Aus der Vogelperspektive des Google Earth-Satelliten hatte es besser ausgesehen als die aktuelle Straßenansicht. Es handelte sich um ein Fertig-Reihenendhaus, eineinhalbstöckig, dem die billige Bauweise auf Anhieb anzusehen war. Aber, hatte seine Mutter gesagt, die das Objekt einmal im Voraus begutachten konnte, der Zustand sei mit geringen Abstrichen ganz akzeptabel, es gäbe einen Keller, und Jack dürfe sich auf den kompletten halben Stock unter dem Dach freuen. Allemal besser als die vorherige Wohnung in Köln, Altbau, Mietshaus. Neben dem winzigen Vorgarten, gerade Platz genug für ein Fahrrad, existierte auf der Rückseite des Hauses ein verhältnismäßig größeres Gartengrundstück, ungefähr sieben Meter breit und zehn Meter lang, das vom Kanal, der hier um das Reihenhausgelände einen Bogen beschrieb, begrenzt wurde.

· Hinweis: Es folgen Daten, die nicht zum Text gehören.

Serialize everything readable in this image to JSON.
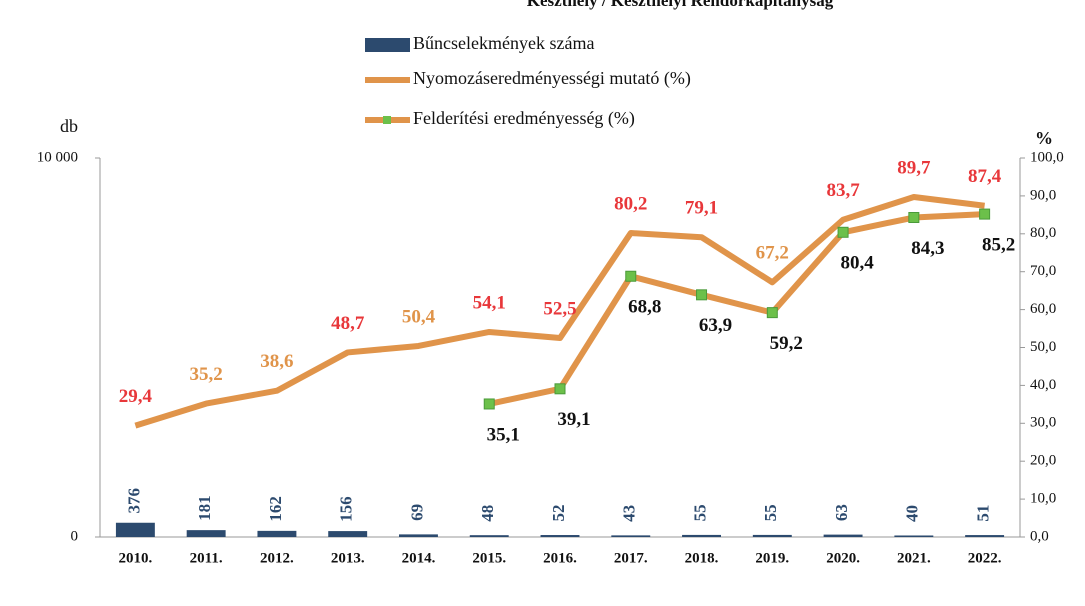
{
  "chart_data": {
    "type": "bar-line",
    "title": "Keszthely / Keszthelyi Rendőrkapitányság",
    "y_label": "db",
    "y2_label": "%",
    "categories": [
      "2010.",
      "2011.",
      "2012.",
      "2013.",
      "2014.",
      "2015.",
      "2016.",
      "2017.",
      "2018.",
      "2019.",
      "2020.",
      "2021.",
      "2022."
    ],
    "ylim": [
      0,
      10000
    ],
    "yticks": [
      0,
      {
        "value": 10000,
        "label": "10 000"
      }
    ],
    "y2lim": [
      0,
      100
    ],
    "y2ticks": [
      {
        "value": 0,
        "label": "0,0"
      },
      {
        "value": 10,
        "label": "10,0"
      },
      {
        "value": 20,
        "label": "20,0"
      },
      {
        "value": 30,
        "label": "30,0"
      },
      {
        "value": 40,
        "label": "40,0"
      },
      {
        "value": 50,
        "label": "50,0"
      },
      {
        "value": 60,
        "label": "60,0"
      },
      {
        "value": 70,
        "label": "70,0"
      },
      {
        "value": 80,
        "label": "80,0"
      },
      {
        "value": 90,
        "label": "90,0"
      },
      {
        "value": 100,
        "label": "100,0"
      }
    ],
    "series": [
      {
        "name": "Bűncselekmények száma",
        "type": "bar",
        "color": "#2c4a6e",
        "values": [
          376,
          181,
          162,
          156,
          69,
          48,
          52,
          43,
          55,
          55,
          63,
          40,
          51
        ]
      },
      {
        "name": "Nyomozáseredményességi mutató (%)",
        "type": "line",
        "axis": "y2",
        "color": "#e0944a",
        "values": [
          29.4,
          35.2,
          38.6,
          48.7,
          50.4,
          54.1,
          52.5,
          80.2,
          79.1,
          67.2,
          83.7,
          89.7,
          87.4
        ],
        "value_labels": [
          "29,4",
          "35,2",
          "38,6",
          "48,7",
          "50,4",
          "54,1",
          "52,5",
          "80,2",
          "79,1",
          "67,2",
          "83,7",
          "89,7",
          "87,4"
        ],
        "label_colors": [
          "#e8373a",
          "#e0944a",
          "#e0944a",
          "#e8373a",
          "#e0944a",
          "#e8373a",
          "#e8373a",
          "#e8373a",
          "#e8373a",
          "#e0944a",
          "#e8373a",
          "#e8373a",
          "#e8373a"
        ]
      },
      {
        "name": "Felderítési eredményesség (%)",
        "type": "line",
        "axis": "y2",
        "color": "#e0944a",
        "marker_color": "#6cc04a",
        "values": [
          null,
          null,
          null,
          null,
          null,
          35.1,
          39.1,
          68.8,
          63.9,
          59.2,
          80.4,
          84.3,
          85.2
        ],
        "value_labels": [
          null,
          null,
          null,
          null,
          null,
          "35,1",
          "39,1",
          "68,8",
          "63,9",
          "59,2",
          "80,4",
          "84,3",
          "85,2"
        ]
      }
    ]
  }
}
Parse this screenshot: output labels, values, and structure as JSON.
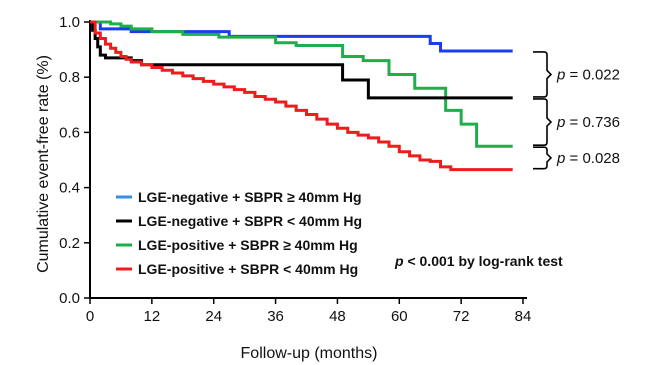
{
  "chart_data": {
    "type": "line",
    "title": "",
    "xlabel": "Follow-up (months)",
    "ylabel": "Cumulative event-free rate (%)",
    "xlim": [
      0,
      84
    ],
    "ylim": [
      0,
      1.0
    ],
    "x_ticks": [
      "0",
      "12",
      "24",
      "36",
      "48",
      "60",
      "72",
      "84"
    ],
    "y_ticks": [
      "0.0",
      "0.2",
      "0.4",
      "0.6",
      "0.8",
      "1.0"
    ],
    "grid": false,
    "legend_position": "bottom-left",
    "series": [
      {
        "name": "LGE-negative + SBPR ≥ 40mm Hg",
        "color": "#1a3cf0",
        "legend_color": "#3a8ee6",
        "x": [
          0,
          2,
          8,
          27,
          66,
          68,
          82
        ],
        "y": [
          1.0,
          0.975,
          0.965,
          0.948,
          0.922,
          0.895,
          0.895
        ]
      },
      {
        "name": "LGE-negative + SBPR < 40mm Hg",
        "color": "#000000",
        "legend_color": "#000000",
        "x": [
          0,
          0.5,
          1,
          1.5,
          2,
          3,
          5,
          8,
          10,
          12,
          48,
          49,
          53,
          54,
          68,
          82
        ],
        "y": [
          1.0,
          0.97,
          0.94,
          0.91,
          0.88,
          0.87,
          0.87,
          0.86,
          0.845,
          0.845,
          0.845,
          0.79,
          0.79,
          0.725,
          0.725,
          0.725
        ]
      },
      {
        "name": "LGE-positive + SBPR ≥ 40mm Hg",
        "color": "#1fae4b",
        "legend_color": "#1fae4b",
        "x": [
          0,
          4,
          6,
          8,
          12,
          18,
          25,
          36,
          40,
          49,
          53,
          58,
          63,
          69,
          72,
          75,
          82
        ],
        "y": [
          1.0,
          0.993,
          0.985,
          0.975,
          0.965,
          0.955,
          0.945,
          0.925,
          0.915,
          0.875,
          0.86,
          0.81,
          0.76,
          0.68,
          0.63,
          0.55,
          0.55
        ]
      },
      {
        "name": "LGE-positive + SBPR < 40mm Hg",
        "color": "#ee1c1c",
        "legend_color": "#ee1c1c",
        "x": [
          0,
          1,
          2,
          3,
          4,
          5,
          6,
          7,
          8,
          10,
          12,
          14,
          16,
          18,
          20,
          22,
          24,
          26,
          28,
          30,
          32,
          34,
          36,
          38,
          40,
          42,
          44,
          46,
          48,
          50,
          52,
          54,
          56,
          58,
          60,
          62,
          64,
          66,
          68,
          70,
          72,
          82
        ],
        "y": [
          1.0,
          0.96,
          0.94,
          0.92,
          0.905,
          0.89,
          0.875,
          0.865,
          0.855,
          0.845,
          0.835,
          0.825,
          0.815,
          0.805,
          0.795,
          0.785,
          0.775,
          0.765,
          0.755,
          0.745,
          0.73,
          0.72,
          0.71,
          0.695,
          0.68,
          0.665,
          0.648,
          0.63,
          0.615,
          0.6,
          0.59,
          0.58,
          0.565,
          0.55,
          0.53,
          0.515,
          0.5,
          0.495,
          0.475,
          0.465,
          0.465,
          0.465
        ]
      }
    ],
    "annotations": {
      "brackets": [
        {
          "label": "p = 0.022",
          "y_top": 0.895,
          "y_bottom": 0.725
        },
        {
          "label": "p = 0.736",
          "y_top": 0.725,
          "y_bottom": 0.55
        },
        {
          "label": "p = 0.028",
          "y_top": 0.55,
          "y_bottom": 0.465
        }
      ],
      "logrank": "p < 0.001 by log-rank test"
    }
  }
}
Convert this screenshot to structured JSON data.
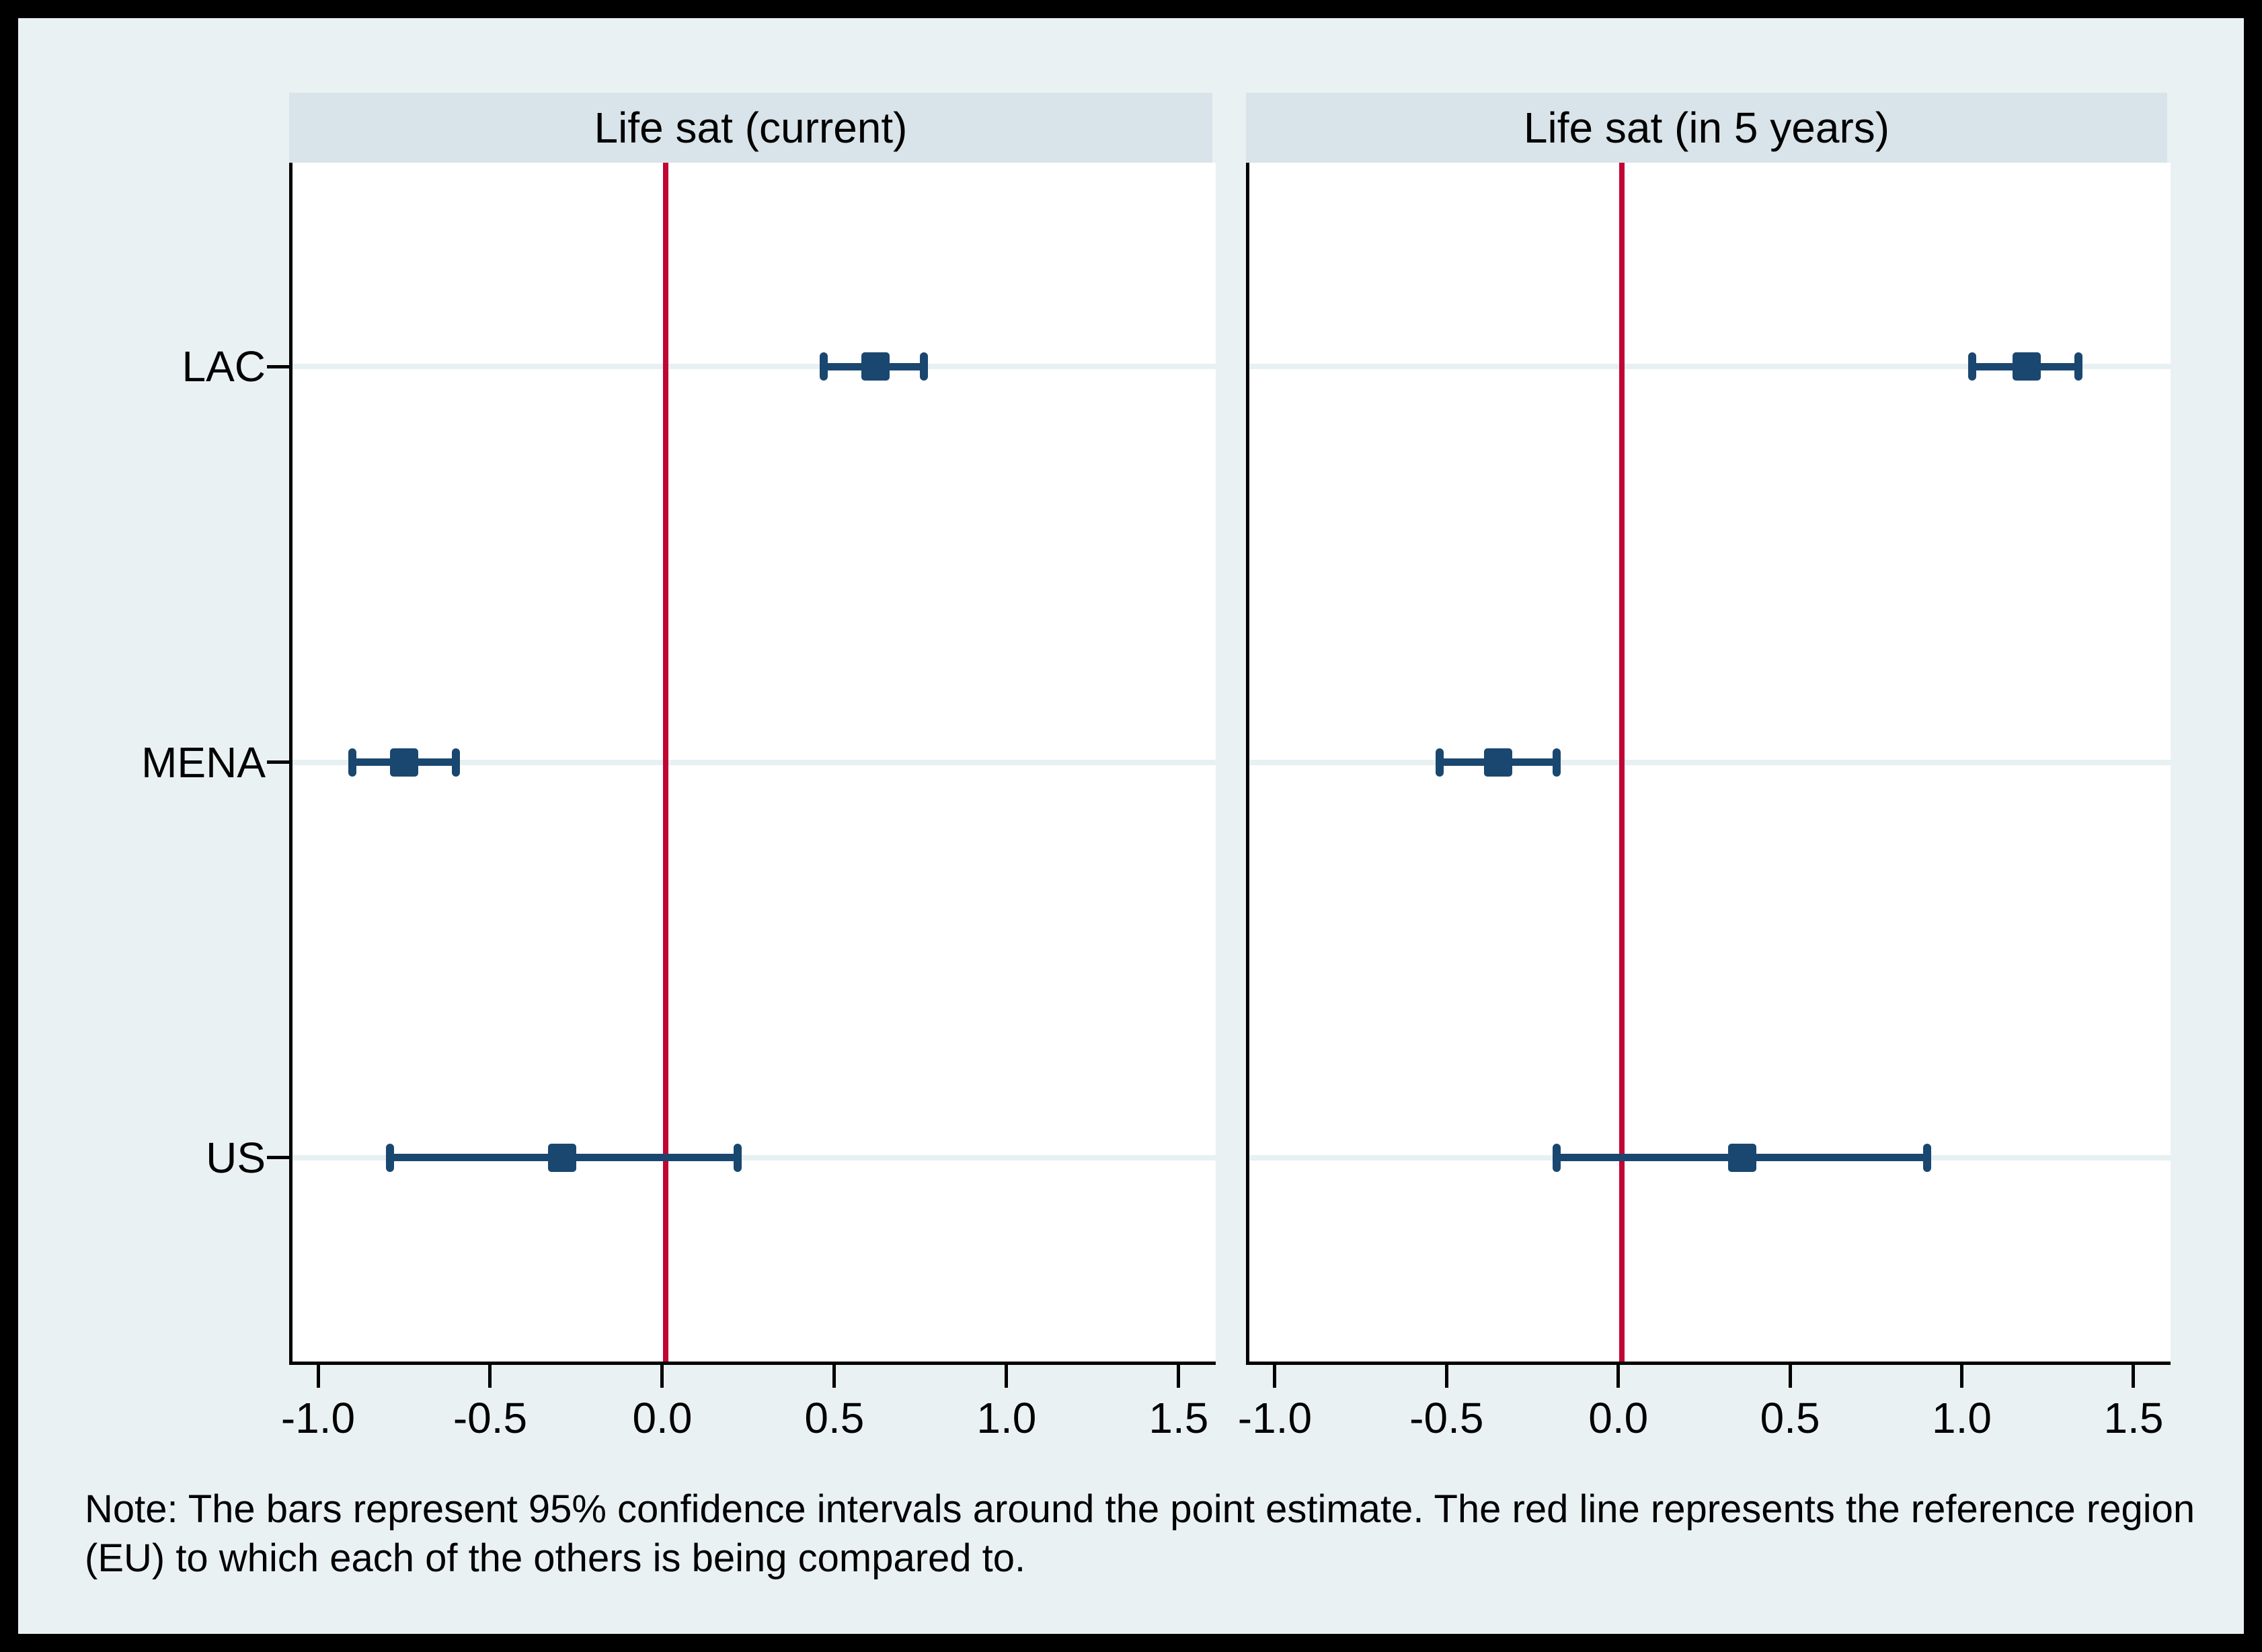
{
  "chart_data": {
    "type": "scatter",
    "subtype": "coefficient-plot-with-95pct-confidence-intervals",
    "categories": [
      "LAC",
      "MENA",
      "US"
    ],
    "x_tick_labels": [
      "-1.0",
      "-0.5",
      "0.0",
      "0.5",
      "1.0",
      "1.5"
    ],
    "x_ticks": [
      -1.0,
      -0.5,
      0.0,
      0.5,
      1.0,
      1.5
    ],
    "xlim": [
      -1.084,
      1.598
    ],
    "reference_line_x": 0.0,
    "reference_region": "EU",
    "grid": "horizontal-category-gridlines",
    "legend": "none",
    "panels": [
      {
        "title": "Life sat (current)",
        "series": [
          {
            "category": "LAC",
            "estimate": 0.61,
            "ci_low": 0.46,
            "ci_high": 0.75
          },
          {
            "category": "MENA",
            "estimate": -0.76,
            "ci_low": -0.91,
            "ci_high": -0.61
          },
          {
            "category": "US",
            "estimate": -0.3,
            "ci_low": -0.8,
            "ci_high": 0.21
          }
        ]
      },
      {
        "title": "Life sat (in 5 years)",
        "series": [
          {
            "category": "LAC",
            "estimate": 1.18,
            "ci_low": 1.02,
            "ci_high": 1.33
          },
          {
            "category": "MENA",
            "estimate": -0.36,
            "ci_low": -0.53,
            "ci_high": -0.19
          },
          {
            "category": "US",
            "estimate": 0.35,
            "ci_low": -0.19,
            "ci_high": 0.89
          }
        ]
      }
    ],
    "colors": {
      "marker": "#1a476f",
      "reference_line": "#c10534",
      "outer_background": "#eaf1f2",
      "title_band": "#d9e4ea",
      "plot_background": "#ffffff",
      "gridline": "#e7f0f2",
      "axis": "#000000"
    },
    "note": "Note: The bars represent 95% confidence intervals around the point estimate. The red line represents the reference region (EU) to which each of the others is being compared to."
  }
}
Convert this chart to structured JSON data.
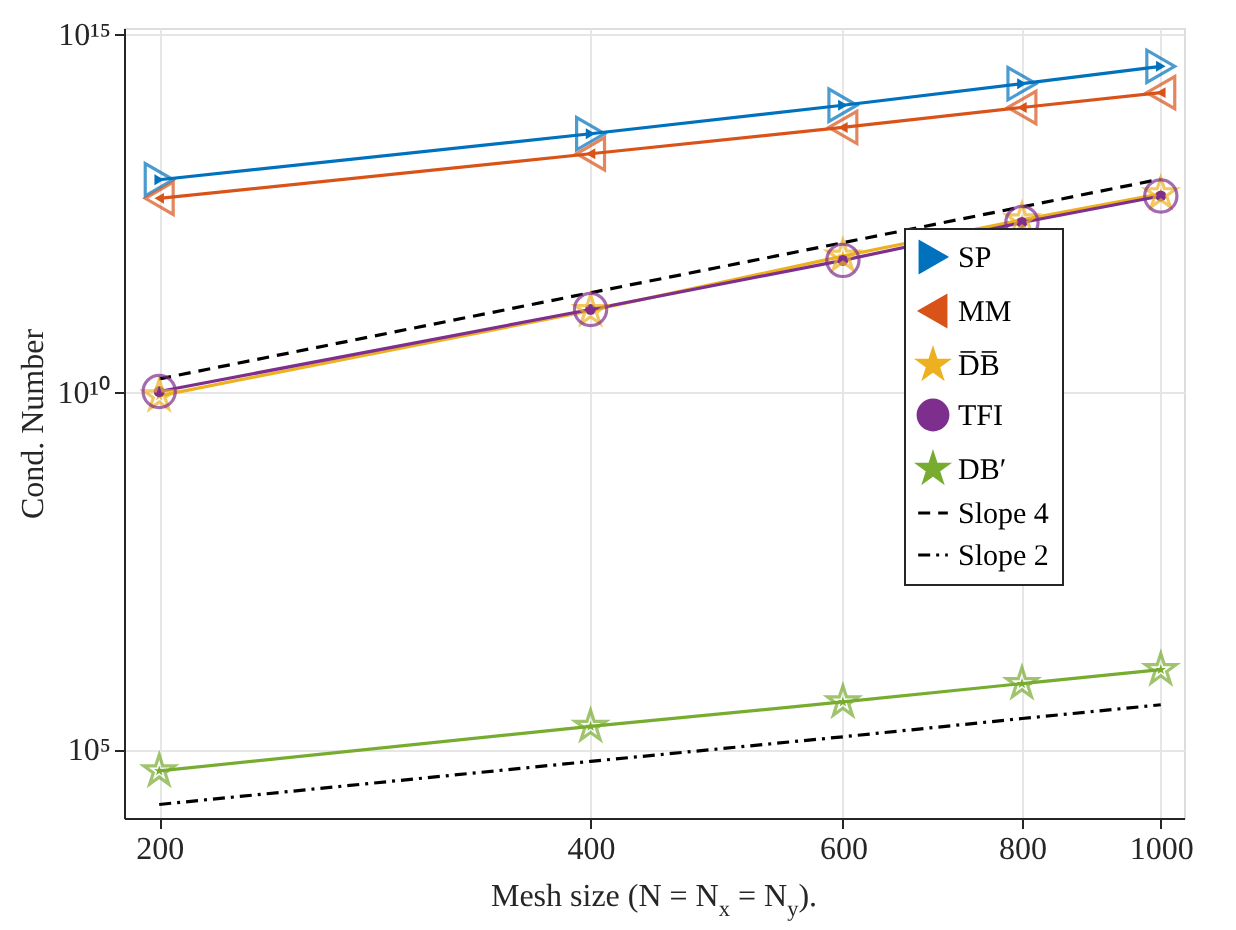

Der Möbelwagenfahrer riss die Flügeltüren zur Ladefläche des LKW auf, spuckte in die Hände und sagte:

„Na, dann woll´n wir mal.“

Jack ging erst einmal mit leeren Händen ins Haus, um sich grundsätzlich zu orientieren. Gleich links nach der Eingangstür führte eine Treppe in den oberen halben Stock. Den würde er später anschauen. Geradeaus ging es in den Wohnzimmer-Küchen-Bereich mit Essecke. Links davon ein schmaler, länglicher Raum mit Fenster ebenfalls in den Garten. Vor dem Wohnzimmer rechts ein größeres Zimmer, das vermutlich Mutters Schlafzimmer werden würde. Davor, unmittelbar neben der Haustür rechts das Bad und WC mit Verbindungstür zum Schlafzimmer. Die Kellertreppe befand sich direkt unter der Ersten-Stock-Treppe.

So gesehen gar nicht so schlecht, doch die Wände waren allesamt dünn, die Böden aus teilweise schon abgenutztem Laminat, die Türen wie auch die Türrahmen aus folienüberzogener Spahnplatte. Überall roch es noch nach Dispersionsfarbe, mit der alle Wände gestrichen waren. Frisch renoviert, das war doch schon was.

Er stieg die Treppe nach oben, die in einem winzigen Flur endete. Eine einzige Tür ging davon ab, durch die er den oberen Raum betrat. Dieser nahm ohne weitere Zwischenwände die gesamte Grundfläche des Hauses ein, was auf eine Fläche von ungefähr sechzig Quadratmetern schließen ließ. Allerdings waren durch die Dachschrägen nur die wenigsten davon in aufrechter Körperhaltung nutzbar. Aber immerhin. Er hatte sowieso nicht vor, in seinem Reich überwiegend zu stehen, also was soll´s. Neben der Tür, praktisch an der einzigen vertikalen Wand, war ein kleines Waschbecken montiert. Die Dachschrägen waren verkleidet und weiß getüncht. Er klopfte dagegen: es klang hohl. Es gab ein Dachfenster mit sonnengebleichtem Rollo und ein Fenster an der Hausgiebelseite. Das alles sollte ihm gehören? Hatte sich Mutter mit ihrem Versprechen da nicht etwas zu weit aus dem Fenster gelehnt?

Er stieg nach unten, um beim Ausladen zu helfen, und lief seiner Mutter in die Arme.

„Und? Gefällt´s dir?“, fragte sie.

„Geht so“, sagte er, um ihr ja keinen Anlass für Hoffnungen zu geben, dass ihm der Umzug auch nur im Geringsten gefallen könnte. Das würde gerade noch fehlen.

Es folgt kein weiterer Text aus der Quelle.